Cortez Journal

Fire ban
Every year it's a little too late

June 19, 2001

The Montezuma County commissioners on Monday reinstated a countywide fire ban. That ban is in force unless and until they lift it, as they do every year when the fire danger lessens.

Every spring, though, they wait too long to bring it back into force.

The fire season is predictable. The sun and the wind draw moisture from the landscape until the fire danger is high. Summer storms bring lightning, which starts fires that sometimes are not located until they’re difficult to handle. Those forces are out of our control, but every year they require attention and resources from area fire departments. That can’t be helped.

The county does have control over another part of the equation, though. Landowners burn trash and ditches, and nearly every day, the wind catches one of those fires and whips it out of control. Last week such a preventable fire destroyed a house. There is no good reason to allow "controlled" burns — a phrase which may be an oxymoron — at a time when other fires are already taxing our firefighting capabilities.

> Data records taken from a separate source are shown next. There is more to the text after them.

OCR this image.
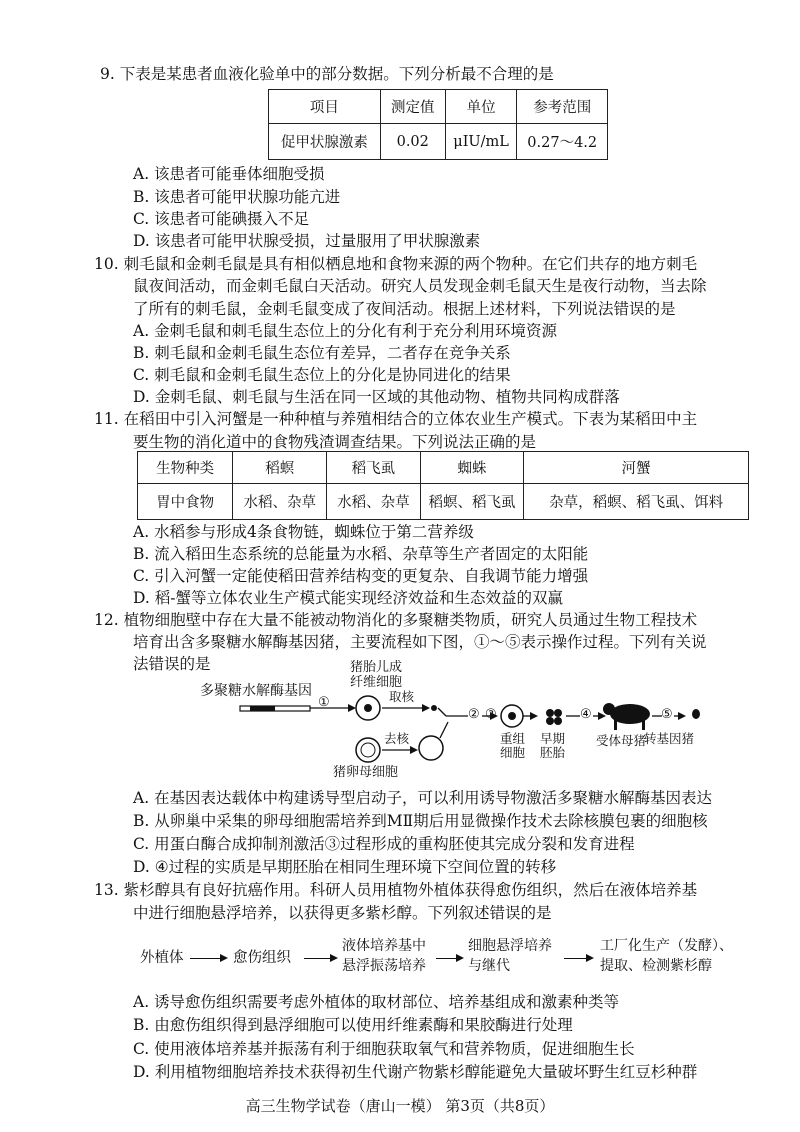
9. 下表是某患者血液化验单中的部分数据。下列分析最不合理的是
项目	测定值	单位	参考范围
促甲状腺激素	0.02	μIU/mL	0.27～4.2
A. 该患者可能垂体细胞受损
B. 该患者可能甲状腺功能亢进
C. 该患者可能碘摄入不足
D. 该患者可能甲状腺受损，过量服用了甲状腺激素
10. 刺毛鼠和金刺毛鼠是具有相似栖息地和食物来源的两个物种。在它们共存的地方刺毛
鼠夜间活动，而金刺毛鼠白天活动。研究人员发现金刺毛鼠天生是夜行动物，当去除
了所有的刺毛鼠，金刺毛鼠变成了夜间活动。根据上述材料，下列说法错误的是
A. 金刺毛鼠和刺毛鼠生态位上的分化有利于充分利用环境资源
B. 刺毛鼠和金刺毛鼠生态位有差异，二者存在竞争关系
C. 刺毛鼠和金刺毛鼠生态位上的分化是协同进化的结果
D. 金刺毛鼠、刺毛鼠与生活在同一区域的其他动物、植物共同构成群落
11. 在稻田中引入河蟹是一种种植与养殖相结合的立体农业生产模式。下表为某稻田中主
要生物的消化道中的食物残渣调查结果。下列说法正确的是
生物种类	稻螟	稻飞虱	蜘蛛	河蟹
胃中食物	水稻、杂草	水稻、杂草	稻螟、稻飞虱	杂草，稻螟、稻飞虱、饵料
A. 水稻参与形成4条食物链，蜘蛛位于第二营养级
B. 流入稻田生态系统的总能量为水稻、杂草等生产者固定的太阳能
C. 引入河蟹一定能使稻田营养结构变的更复杂、自我调节能力增强
D. 稻-蟹等立体农业生产模式能实现经济效益和生态效益的双赢
12. 植物细胞壁中存在大量不能被动物消化的多聚糖类物质，研究人员通过生物工程技术
培育出含多聚糖水解酶基因猪，主要流程如下图，①～⑤表示操作过程。下列有关说
法错误的是
多聚糖水解酶基因
①
猪胎儿成纤维细胞
取核
去核
猪卵母细胞
② ③
重组细胞
早期胚胎
④
受体母猪
⑤
转基因猪
A. 在基因表达载体中构建诱导型启动子，可以利用诱导物激活多聚糖水解酶基因表达
B. 从卵巢中采集的卵母细胞需培养到MⅡ期后用显微操作技术去除核膜包裹的细胞核
C. 用蛋白酶合成抑制剂激活③过程形成的重构胚使其完成分裂和发育进程
D. ④过程的实质是早期胚胎在相同生理环境下空间位置的转移
13. 紫杉醇具有良好抗癌作用。科研人员用植物外植体获得愈伤组织，然后在液体培养基
中进行细胞悬浮培养，以获得更多紫杉醇。下列叙述错误的是
外植体	愈伤组织
液体培养基中
悬浮振荡培养
细胞悬浮培养
与继代
工厂化生产（发酵）、
提取、检测紫杉醇
A. 诱导愈伤组织需要考虑外植体的取材部位、培养基组成和激素种类等
B. 由愈伤组织得到悬浮细胞可以使用纤维素酶和果胶酶进行处理
C. 使用液体培养基并振荡有利于细胞获取氧气和营养物质，促进细胞生长
D. 利用植物细胞培养技术获得初生代谢产物紫杉醇能避免大量破坏野生红豆杉种群
高三生物学试卷（唐山一模） 第3页（共8页）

Most people who use fire as a tool are law-abiding citizens who would respect a fire ban whenever the county decided to enact one. While it may be convenient to wait until the brush or trash is as dry as it can hardly get, that delay is hardly essential. The county commissioners could set aside several weeks during a safe time to enable landowners to clear land.

They could also reinstate the burn ban a month earlier each spring than they actually do. Why wait until human-caused fires have destroyed expensive property and endangered firefighters?

Common sense should prevail. The burn ban should go into effect by June 1 every year. Failing that, landowners should use more common sense than they’ve managed to show so far.